Sadly, ageism does still exist and our seniors are often subject to prejudice and discrimination. It is truly a shame to think that seniors, with a lifetime of experience and memories — memories that include a time when communities were close and stable, when air and water were cleaner, when people didn’t have to lock their doors, when people grew up working (understanding if there weren’t any “good” jobs available, they took whatever was available and worked hard at them) — would be so often overlooked for their advice. They know better than most that you can live well with less and be happy.
I ponder the fact that our elders survived the Great Depression, so why would we not want to hear from them and how they managed to hold their families together in a time much worse than our own economic downturn? With our wars abroad today, we could learn a lot from our veterans who fought for our country in World War II and the Korean War, as well as their spouses and children who supported their efforts at home. These men and women have such incredible, unique, and valuable stories to share and their experiences provide life lessons that could help us all.

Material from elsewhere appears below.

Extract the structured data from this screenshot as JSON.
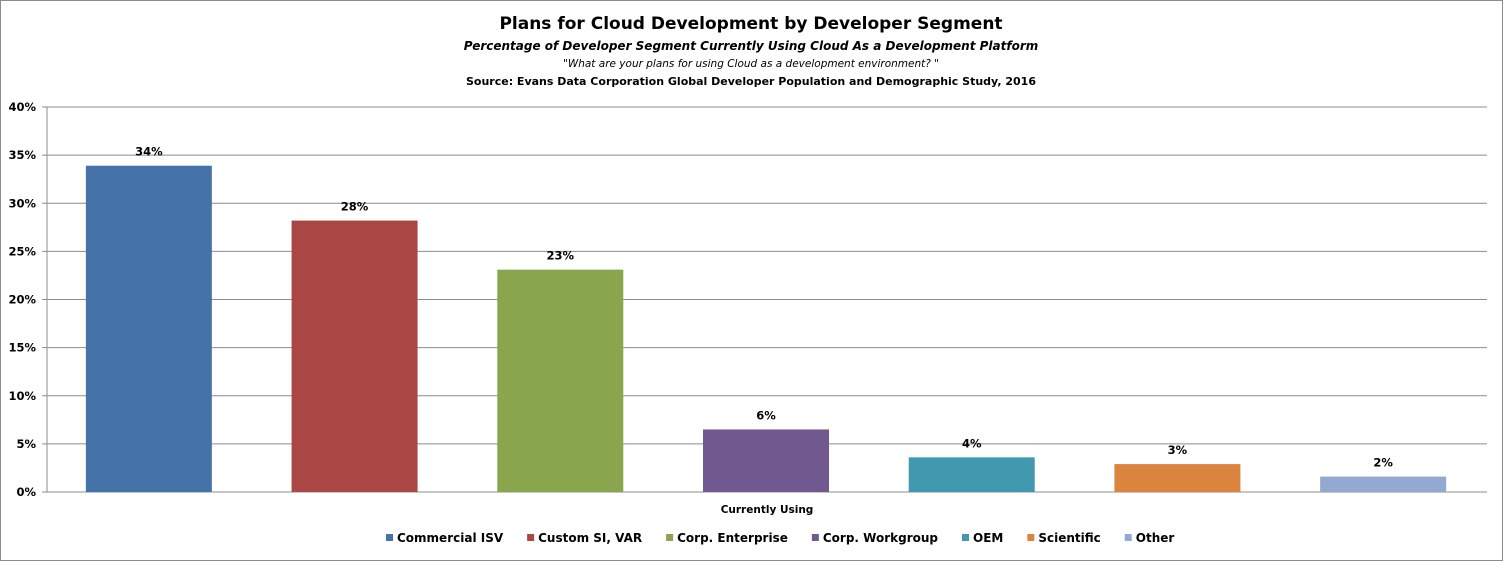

For me personally, I know the importance of the relationship between grandparents and their grandchildren. Studies indicate it is second in emotional importance only to the relationship between parent and child. Both grandparents and grandchildren enjoy the benefits from staying engaged. Research confirms that almost 90% of adult grandchildren believe their grandparents influenced their values and behaviors; I, for a fact, know how important it is. I experienced it as a young person growing up, and to this very day I treasure the life lessons I learned from my own grandparents. I now have the privilege of watching my own children learn at the feet of their wise grandparents, a relationship we all value. We should all be aware of the valuable resource we have in our remaining members of the Greatest Generation, and how quickly we are losing their wisdom. The world will continue — our Wisest Generation would tell us that — yet I must say that the world will be much less interesting without this remarkable group of people.
At Phoenix Senior Living, we will continue to value and treasure the lessons learned from our Wisest Generation.